А вот они немного старше, зацепившись согнутыми коленками, висят головой вниз на перекладине качелей. Виктория смеется, Рэйчел смотрит испуганно.
Здесь они собираются идти в церковь, в темно-синих костюмах, белых перчатках и шляпах. У Виктории высунут язык и скошены глаза, Рэйчел держится чопорно и гордо.
А здесь на фотографии они с собакой Тэффи, предшественницей Джинджер. Тэффи сидит в кукольной коляске и пытается вырваться из свитера и чепчика, надетых па нее Викторией.
С той же, уже большой, собакой. Они с Викторией гоняются за ней вокруг двора, а та тащит в зубах лифчик от нового купальника Виктории.
Рэйчел вздохнула, вдруг почувствовав, как сильно скучает без сестры. Если бы можно было изменить прошлое, сделать так, будто они никогда не говорили друг другу злых слов о Брайене. Ей хотелось сказать совсем другие слова, идущие из глубины сердца.
Виктория, я люблю тебя.
Сказать их надо было давным-давно, но в то время гордость не дала этого сделать. Гордость и боль.
А теперь может случиться, что у нее больше никогда не будет возможности сказать сестре теплые слова.
Какой ужасный урок: слова «Я люблю тебя» нельзя откладывать на потом.
Рэйчел перевернула страницу и увидела листок бумаги, выпавший на пол, когда она брала альбом. Бумага была желтой от времени, потертой на сгибе.
Рэйчел осторожно развернула ее и разгладила ладонью. Это было свидетельство о браке матери и отца.
Все числа на документе были такими, какими она их помнила, кроме одного — года регистрации брака. Получалось, что родители вступили в брак на год позже, чем говорили. Значит, Виктория родилась всего через шесть месяцев после того, как они поженились.

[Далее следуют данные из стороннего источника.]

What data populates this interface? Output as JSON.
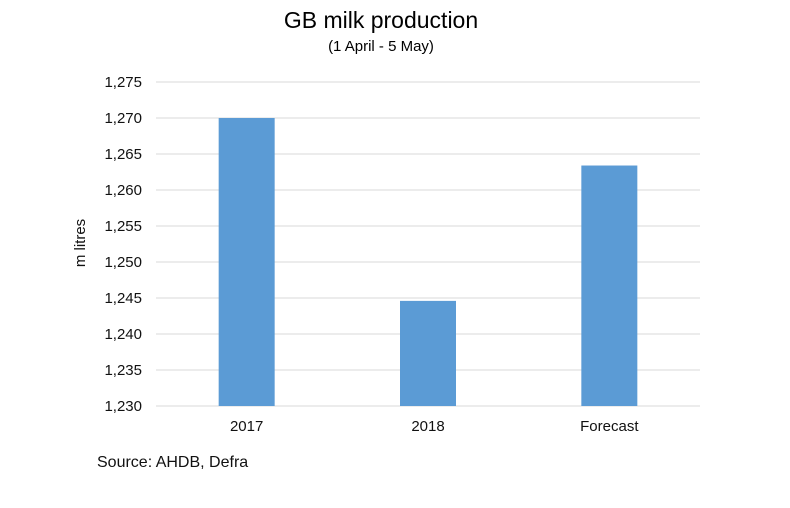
{
  "chart_data": {
    "type": "bar",
    "title": "GB milk production",
    "subtitle": "(1 April - 5 May)",
    "xlabel": "",
    "ylabel": "m litres",
    "categories": [
      "2017",
      "2018",
      "Forecast"
    ],
    "values": [
      1270,
      1244.6,
      1263.4
    ],
    "ylim": [
      1230,
      1275
    ],
    "ytick_step": 5,
    "ytick_labels": [
      "1,230",
      "1,235",
      "1,240",
      "1,245",
      "1,250",
      "1,255",
      "1,260",
      "1,265",
      "1,270",
      "1,275"
    ],
    "grid": true,
    "bar_color": "#5b9bd5",
    "source": "Source: AHDB, Defra"
  }
}
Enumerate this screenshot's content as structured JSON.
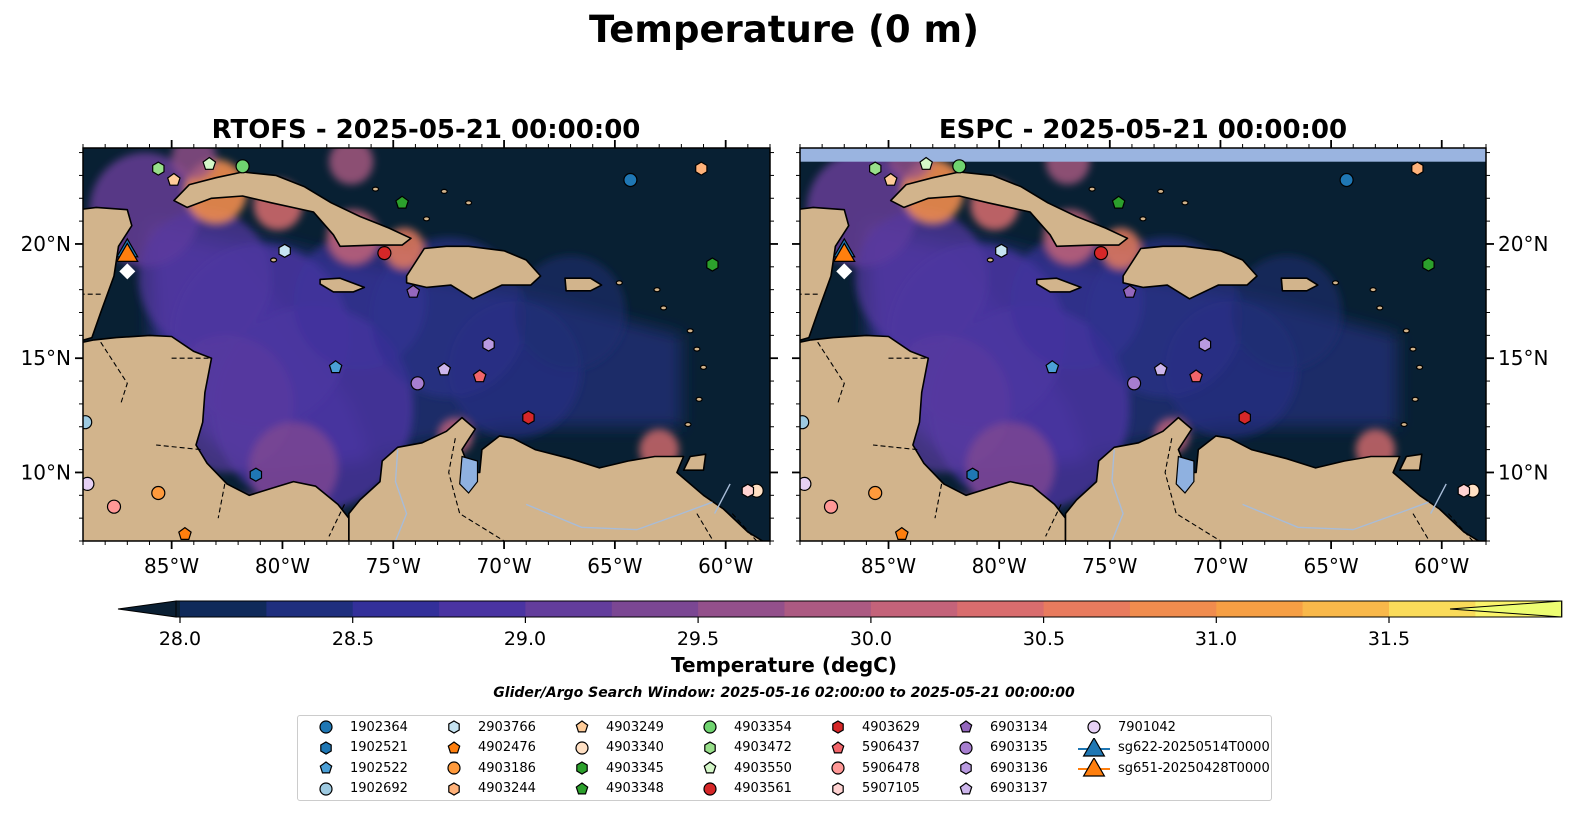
{
  "figure": {
    "title": "Temperature (0 m)",
    "search_window": "Glider/Argo Search Window: 2025-05-16 02:00:00 to 2025-05-21 00:00:00"
  },
  "panels": [
    {
      "title": "RTOFS - 2025-05-21 00:00:00",
      "top_band": false
    },
    {
      "title": "ESPC - 2025-05-21 00:00:00",
      "top_band": true
    }
  ],
  "axes": {
    "lon_ticks": [
      "85°W",
      "80°W",
      "75°W",
      "70°W",
      "65°W",
      "60°W"
    ],
    "lat_ticks": [
      "20°N",
      "15°N",
      "10°N"
    ],
    "lon_range": [
      -89,
      -58
    ],
    "lat_range": [
      7,
      24.2
    ]
  },
  "colorbar": {
    "label": "Temperature (degC)",
    "min": 27.75,
    "max": 31.5,
    "ticks": [
      "28.0",
      "28.5",
      "29.0",
      "29.5",
      "30.0",
      "30.5",
      "31.0",
      "31.5"
    ],
    "colors": [
      "#0a1f33",
      "#102a5a",
      "#1f2f7e",
      "#33309a",
      "#4a34a2",
      "#633d9c",
      "#7b4793",
      "#93508b",
      "#ac5a82",
      "#c4637a",
      "#d96d6e",
      "#e87b5e",
      "#f08c4e",
      "#f69f44",
      "#f9b84a",
      "#fadb5a",
      "#fbf46b"
    ],
    "extend_color": "#edfd72"
  },
  "colors": {
    "land": "#d2b48c",
    "ocean_deep": "#082033",
    "lake": "#8fb1e0",
    "band": "#9ab4e0"
  },
  "legend": [
    {
      "label": "1902364",
      "marker": "circle",
      "color": "#1f77b4"
    },
    {
      "label": "1902521",
      "marker": "hexagon",
      "color": "#1f77b4"
    },
    {
      "label": "1902522",
      "marker": "pentagon",
      "color": "#4b9fd6"
    },
    {
      "label": "1902692",
      "marker": "circle",
      "color": "#9ecae1"
    },
    {
      "label": "2903766",
      "marker": "hexagon",
      "color": "#c6e4f2"
    },
    {
      "label": "4902476",
      "marker": "pentagon",
      "color": "#ff7f0e"
    },
    {
      "label": "4903186",
      "marker": "circle",
      "color": "#ff9a3c"
    },
    {
      "label": "4903244",
      "marker": "hexagon",
      "color": "#ffb27a"
    },
    {
      "label": "4903249",
      "marker": "pentagon",
      "color": "#ffcc99"
    },
    {
      "label": "4903340",
      "marker": "circle",
      "color": "#ffe0c4"
    },
    {
      "label": "4903345",
      "marker": "hexagon",
      "color": "#2ca02c"
    },
    {
      "label": "4903348",
      "marker": "pentagon",
      "color": "#2ca02c"
    },
    {
      "label": "4903354",
      "marker": "circle",
      "color": "#6fd36f"
    },
    {
      "label": "4903472",
      "marker": "hexagon",
      "color": "#98df8a"
    },
    {
      "label": "4903550",
      "marker": "pentagon",
      "color": "#d4f7c8"
    },
    {
      "label": "4903561",
      "marker": "circle",
      "color": "#d62728"
    },
    {
      "label": "4903629",
      "marker": "hexagon",
      "color": "#d62728"
    },
    {
      "label": "5906437",
      "marker": "pentagon",
      "color": "#f2656a"
    },
    {
      "label": "5906478",
      "marker": "circle",
      "color": "#ff9896"
    },
    {
      "label": "5907105",
      "marker": "hexagon",
      "color": "#ffd3d2"
    },
    {
      "label": "6903134",
      "marker": "pentagon",
      "color": "#9467bd"
    },
    {
      "label": "6903135",
      "marker": "circle",
      "color": "#a77ed0"
    },
    {
      "label": "6903136",
      "marker": "hexagon",
      "color": "#b99ae0"
    },
    {
      "label": "6903137",
      "marker": "pentagon",
      "color": "#cdb6ec"
    },
    {
      "label": "7901042",
      "marker": "circle",
      "color": "#e6d0f5"
    },
    {
      "label": "sg622-20250514T0000",
      "marker": "triangle",
      "color": "#1f77b4"
    },
    {
      "label": "sg651-20250428T0000",
      "marker": "triangle",
      "color": "#ff7f0e"
    }
  ],
  "map_markers": [
    {
      "label": "1902364",
      "lon": -64.3,
      "lat": 22.8
    },
    {
      "label": "1902521",
      "lon": -81.2,
      "lat": 9.9
    },
    {
      "label": "1902522",
      "lon": -77.6,
      "lat": 14.6
    },
    {
      "label": "1902692",
      "lon": -88.9,
      "lat": 12.2
    },
    {
      "label": "2903766",
      "lon": -79.9,
      "lat": 19.7
    },
    {
      "label": "4902476",
      "lon": -84.4,
      "lat": 7.3
    },
    {
      "label": "4903186",
      "lon": -85.6,
      "lat": 9.1
    },
    {
      "label": "4903244",
      "lon": -61.1,
      "lat": 23.3
    },
    {
      "label": "4903249",
      "lon": -84.9,
      "lat": 22.8
    },
    {
      "label": "4903340",
      "lon": -58.6,
      "lat": 9.2
    },
    {
      "label": "4903345",
      "lon": -60.6,
      "lat": 19.1
    },
    {
      "label": "4903348",
      "lon": -74.6,
      "lat": 21.8
    },
    {
      "label": "4903354",
      "lon": -81.8,
      "lat": 23.4
    },
    {
      "label": "4903472",
      "lon": -85.6,
      "lat": 23.3
    },
    {
      "label": "4903550",
      "lon": -83.3,
      "lat": 23.5
    },
    {
      "label": "4903561",
      "lon": -75.4,
      "lat": 19.6
    },
    {
      "label": "4903629",
      "lon": -68.9,
      "lat": 12.4
    },
    {
      "label": "5906437",
      "lon": -71.1,
      "lat": 14.2
    },
    {
      "label": "5906478",
      "lon": -87.6,
      "lat": 8.5
    },
    {
      "label": "5907105",
      "lon": -59.0,
      "lat": 9.2
    },
    {
      "label": "6903134",
      "lon": -74.1,
      "lat": 17.9
    },
    {
      "label": "6903135",
      "lon": -73.9,
      "lat": 13.9
    },
    {
      "label": "6903136",
      "lon": -70.7,
      "lat": 15.6
    },
    {
      "label": "6903137",
      "lon": -72.7,
      "lat": 14.5
    },
    {
      "label": "7901042",
      "lon": -88.8,
      "lat": 9.5
    },
    {
      "label": "sg622-20250514T0000",
      "lon": -87.0,
      "lat": 19.7
    },
    {
      "label": "sg651-20250428T0000",
      "lon": -87.0,
      "lat": 19.5
    }
  ]
}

Теперь оставалось установить, знал ли Малколм, когда вступал в брак с ее матерью, что она ждала не его ребенка? И если знал, то почему все-таки женился на ней? А если женился, то почему так плохо обращался с ней?
Кровь отлила от лица Рэйчел, она почувствовала, что судьба матери таинственным образом повторяется в ее жизни. За исключением того, что Малколм — не Дэймон. Рэйчел не смогла представить себе отца в образе рыцаря в сияющих доспехах, прискакавшего на белом коне, чтобы спасти даму в беде.
А ее милая, добрая мама? Неужели оказалась способна на обман и вступила в брак, скрыв от мужа свою беременность? Согласно датам в свидетельстве, она была на четвертом месяце и, значит, наверняка знала о своем состоянии.
И почему Марибель назвала дочь в честь человека, не женившегося на ней, человека, занимавшего невероятно высокое положение в обществе, состоявшего в браке с другой женщиной? Скорее всего, она любила великого герцога и хотела сохранить хоть частицу их любви.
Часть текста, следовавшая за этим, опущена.